The ice arena enabled Liberty to add a men’s D2 team and the D1 women’s team for the 2006-07 season. This season, the Flames’ club program was expanded to include a D3 men’s team. “Obviously, having a rink on campus is a huge boom to the sport at Liberty,” says Kirk Handy, who in addition to coaching the D1 Flames and serving as director of the arena oversees the entire Liberty club hockey program. That facility, along with the Christian campus and multiple hockey teams, is a powerful lure to high school, junior and midget players weighing where to go to college.
Handy, who is in his 10th year as a Liberty head coach after a three-year playing career in the Flames’ red, white and blue sweater, says Liberty offers prospective players their choice among the three teams. The D1 team plays a 45-game schedule, the D2 squad a 25-game slate and the D3 team plays 18-20 games, and each practices two to four times a week. “Each team requires a different commitment,” says Handy. “Some players say, ‘Hey, I love to play hockey but I don’t have that much time to put into it.’ They would be better suited to D3.”

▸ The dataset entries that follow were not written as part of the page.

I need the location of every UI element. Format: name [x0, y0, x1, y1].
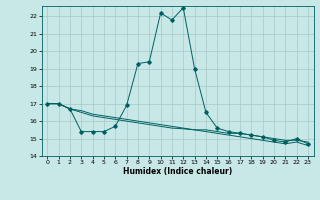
X-axis label: Humidex (Indice chaleur): Humidex (Indice chaleur)	[123, 167, 232, 176]
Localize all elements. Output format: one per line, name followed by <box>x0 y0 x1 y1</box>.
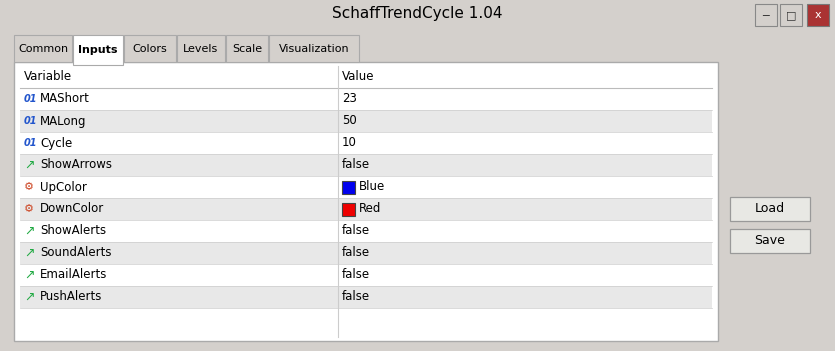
Bar <box>20 88 712 110</box>
Bar <box>342 181 355 194</box>
Text: MAShort: MAShort <box>40 93 90 106</box>
Text: EmailAlerts: EmailAlerts <box>40 269 108 282</box>
Text: 23: 23 <box>342 93 357 106</box>
Text: 01: 01 <box>24 94 38 104</box>
Text: false: false <box>342 225 370 238</box>
Text: SoundAlerts: SoundAlerts <box>40 246 112 259</box>
Text: Scale: Scale <box>232 44 262 53</box>
Bar <box>20 132 712 154</box>
Bar <box>20 154 712 176</box>
Bar <box>269 35 359 62</box>
Text: Levels: Levels <box>184 44 219 53</box>
Text: x: x <box>815 10 822 20</box>
Bar <box>124 35 176 62</box>
Text: Red: Red <box>359 203 382 216</box>
Bar <box>20 286 712 308</box>
Bar <box>730 197 810 221</box>
Text: false: false <box>342 291 370 304</box>
Text: ─: ─ <box>762 10 769 20</box>
Bar <box>73 35 123 65</box>
Text: ↗: ↗ <box>24 291 34 304</box>
Text: Load: Load <box>755 203 785 216</box>
Text: Save: Save <box>755 234 786 247</box>
Bar <box>20 176 712 198</box>
Text: false: false <box>342 269 370 282</box>
Text: ⚙: ⚙ <box>24 182 34 192</box>
Text: Blue: Blue <box>359 180 385 193</box>
Text: □: □ <box>786 10 797 20</box>
Text: 01: 01 <box>24 116 38 126</box>
Text: ↗: ↗ <box>24 159 34 172</box>
Bar <box>730 229 810 253</box>
Text: UpColor: UpColor <box>40 180 87 193</box>
Text: MALong: MALong <box>40 114 87 127</box>
Bar <box>0 0 835 30</box>
Text: false: false <box>342 159 370 172</box>
Text: PushAlerts: PushAlerts <box>40 291 103 304</box>
Text: ↗: ↗ <box>24 225 34 238</box>
Text: 50: 50 <box>342 114 357 127</box>
Text: Value: Value <box>342 71 375 84</box>
Text: Variable: Variable <box>24 71 72 84</box>
Bar <box>780 4 802 26</box>
Text: Common: Common <box>18 44 68 53</box>
Text: ShowArrows: ShowArrows <box>40 159 112 172</box>
Bar <box>342 203 355 216</box>
Bar <box>177 35 225 62</box>
Text: Visualization: Visualization <box>279 44 349 53</box>
Bar <box>20 242 712 264</box>
Bar <box>14 62 718 341</box>
Bar <box>14 35 72 62</box>
Text: DownColor: DownColor <box>40 203 104 216</box>
Text: ↗: ↗ <box>24 246 34 259</box>
Bar <box>20 264 712 286</box>
Text: false: false <box>342 246 370 259</box>
Text: Inputs: Inputs <box>78 45 118 55</box>
Text: Colors: Colors <box>133 44 167 53</box>
Text: Cycle: Cycle <box>40 137 73 150</box>
Bar <box>20 220 712 242</box>
Text: ShowAlerts: ShowAlerts <box>40 225 106 238</box>
Text: SchaffTrendCycle 1.04: SchaffTrendCycle 1.04 <box>332 6 503 21</box>
Bar <box>20 198 712 220</box>
Text: ⚙: ⚙ <box>24 204 34 214</box>
Bar <box>755 4 777 26</box>
Bar <box>20 110 712 132</box>
Bar <box>807 4 829 26</box>
Text: ↗: ↗ <box>24 269 34 282</box>
Text: 01: 01 <box>24 138 38 148</box>
Text: 10: 10 <box>342 137 357 150</box>
Bar <box>226 35 268 62</box>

About 50 percent of the players on each of the men’s teams are Canadians. The other players tend to come from Virginia and its neighbor states Pennsylvania and Ohio and Michigan and New York. “A lot of it is word of mouth. We run summer hockey camps at our rink. Kids come to the camp, have a good experience and tell their friends about us. We obviously look for serious-type kids. Most Christian kids see Liberty as a good place to be,” says Handy, who was born and played his minor hockey in Ontario but headed to the States for a Christian-based college education.
While you might think the three-team setup at Liberty is a natural in-house feeder system for the successful D1 team, Handy says there is little movement by players between the three teams. “Our (D1) goalie, who has played very well, played the last two years at D2. This is his first year in D1. You might see one or two players go between D1 and D2 during the season itself,” the coach says.
This year’s D1 team, winner of all but two of its 20 games and ranked No. 3 in the nation, has its sights set on the ACHA national tournament in March in Illinois. Either Liberty’s D1 or D2 squad has qualified for nationals every year since 2004 but neither has pocketed a championship. It came closest in 2006, losing the D1 title game in overtime to Oakland (Mich.) University. The Flames’ women’s team reached nationals last spring.
The D2 Flames are 9-2-0 and ranked eighth in the Southeast Region. The D3 skaters are 4-4-0. Both teams could wind up in a conference next season, but the D1 Flames will continue to play an independent schedule, according to Handy. Another women’s team is also in the cards, he says.